Monthly Newspaper • DIOCESE OF BRIDGEPORT

With Gratitude

“So, what have you been up to?” I asked my neighbor when we happened to meet at the mailbox one misty afternoon last week. The rain had been falling most of the day, and it was a welcome break to venture out, even just fifty feet from the front door. After sharing the usual quarantine talk about playing Bingo on Zoom and cleaning out the garage—again, she said, “Oh, and I started a gratitude journal.” Well, she had one up on me. “It’s just the little things,” she said, “but I can’t believe how much I’m finding to be grateful for.” I nodded, skeptical, as I wasn’t feeling all too grateful at the moment.

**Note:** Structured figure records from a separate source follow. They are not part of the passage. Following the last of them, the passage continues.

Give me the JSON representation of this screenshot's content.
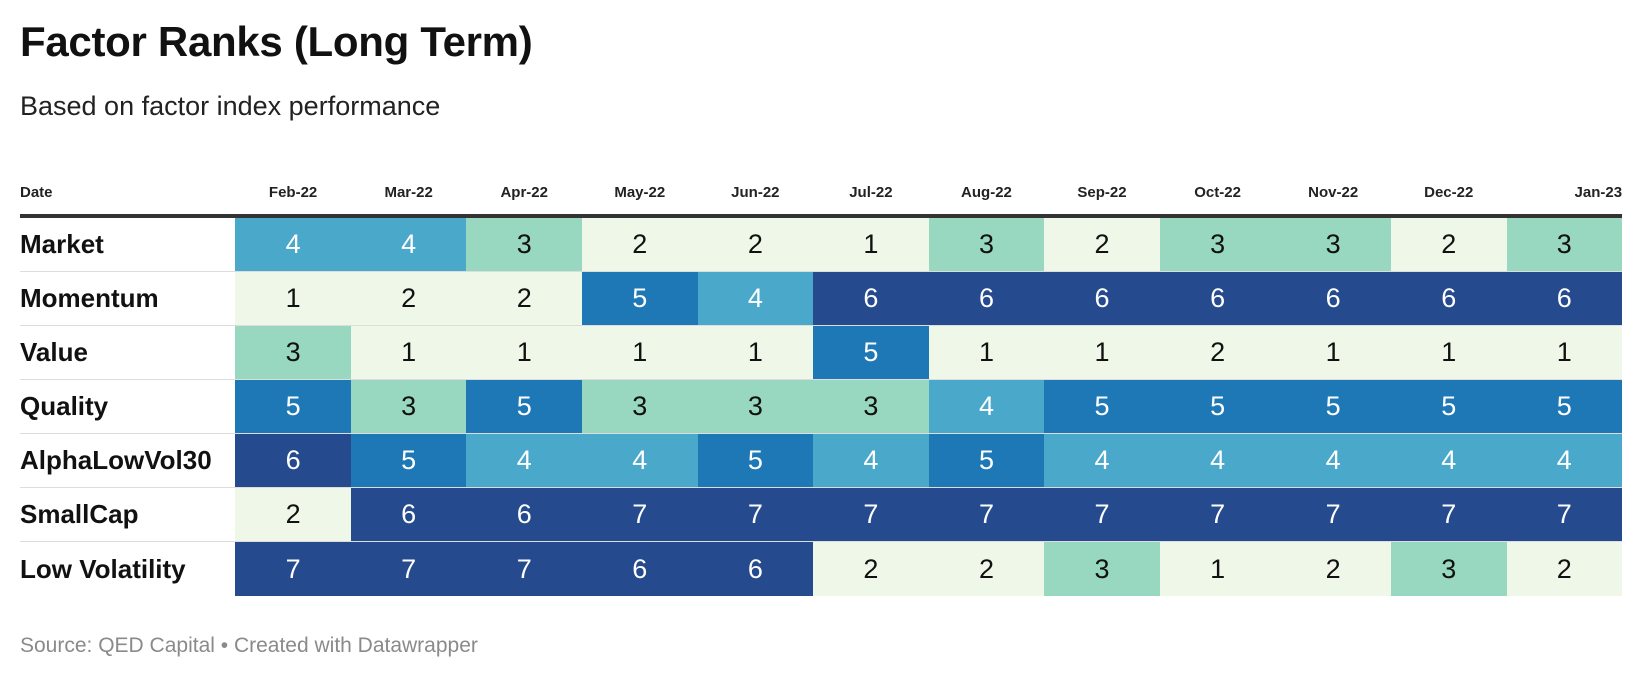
{
  "header": {
    "title": "Factor Ranks (Long Term)",
    "subtitle": "Based on factor index performance"
  },
  "footer": {
    "source": "Source: QED Capital • Created with Datawrapper"
  },
  "colors": {
    "rank_1": "#eef7e8",
    "rank_2": "#eef7e8",
    "rank_3": "#98d7c0",
    "rank_4": "#4aa8cb",
    "rank_5": "#1f78b6",
    "rank_6": "#254b8e",
    "rank_7": "#254b8e",
    "text_dark": "#111111",
    "text_light": "#ffffff"
  },
  "chart_data": {
    "type": "heatmap",
    "title": "Factor Ranks (Long Term)",
    "subtitle": "Based on factor index performance",
    "row_header": "Date",
    "columns": [
      "Feb-22",
      "Mar-22",
      "Apr-22",
      "May-22",
      "Jun-22",
      "Jul-22",
      "Aug-22",
      "Sep-22",
      "Oct-22",
      "Nov-22",
      "Dec-22",
      "Jan-23"
    ],
    "rows": [
      {
        "name": "Market",
        "values": [
          4,
          4,
          3,
          2,
          2,
          1,
          3,
          2,
          3,
          3,
          2,
          3
        ]
      },
      {
        "name": "Momentum",
        "values": [
          1,
          2,
          2,
          5,
          4,
          6,
          6,
          6,
          6,
          6,
          6,
          6
        ]
      },
      {
        "name": "Value",
        "values": [
          3,
          1,
          1,
          1,
          1,
          5,
          1,
          1,
          2,
          1,
          1,
          1
        ]
      },
      {
        "name": "Quality",
        "values": [
          5,
          3,
          5,
          3,
          3,
          3,
          4,
          5,
          5,
          5,
          5,
          5
        ]
      },
      {
        "name": "AlphaLowVol30",
        "values": [
          6,
          5,
          4,
          4,
          5,
          4,
          5,
          4,
          4,
          4,
          4,
          4
        ]
      },
      {
        "name": "SmallCap",
        "values": [
          2,
          6,
          6,
          7,
          7,
          7,
          7,
          7,
          7,
          7,
          7,
          7
        ]
      },
      {
        "name": "Low Volatility",
        "values": [
          7,
          7,
          7,
          6,
          6,
          2,
          2,
          3,
          1,
          2,
          3,
          2
        ]
      }
    ],
    "source": "Source: QED Capital • Created with Datawrapper"
  }
}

A typically positive and upbeat person, I had found myself struggling. While trying to keep students engaged during distance learning, I felt devastated for my seniors missing out on graduation. When talking to a friend, I heard the lamentation in her voice over the loss of contact with her disabled brother, who had become despondent in his group home without her weekly visits. Like so many others, my family had suffered illness, job loss, missed milestones, and lost opportunities due to the pandemic, though I knew there were others facing far worse than we were. The countless little things that comprised the mundane yet beautiful life we had just months ago seemed so far out of reach.

But what did my neighbor say? “It’s just the little things…” While I was acknowledging all that we were missing, she focused on all that we weren’t—all that we had before our lives shifted so abruptly but still continue to have, the ones that don’t change in the midst of our suffering but are actually enhanced because of it.

Still thinking about her journal, I remembered a line from a Jane Kenyon poem about enjoying life’s moments that I often share with students: “I ate cereal, sweet milk, ripe, flawless peach. It might have been otherwise. . . . I took the dog uphill to the birch wood.” Though we don’t have a dog, the sight of our cat sleeping lazily by the front door in a sliver of sunshine makes me smile, as does my first sip of hot coffee each morning, the sounds of playful banter from my husband and daughters as they work on their “Star Wars” puzzle, the smell of lilacs blooming at last in the backyard. Such riches, such blessings.

I found myself thinking: When we look back on this season of challenges, what will we remember most? Though the difficulties we faced may linger, it is the gratitude that I hope endures. As our lives begin to recapture some normalcy, I want to embrace the way we notice what is often missed, the way we celebrate those “little things,” the way we pause to feel the goodness of God’s graces surrounding us, sometimes in the most unexpected moments, like the chance meeting of a next-door neighbor, who reminded me that even a quick trip to the mailbox can shift our perspective—with gratitude.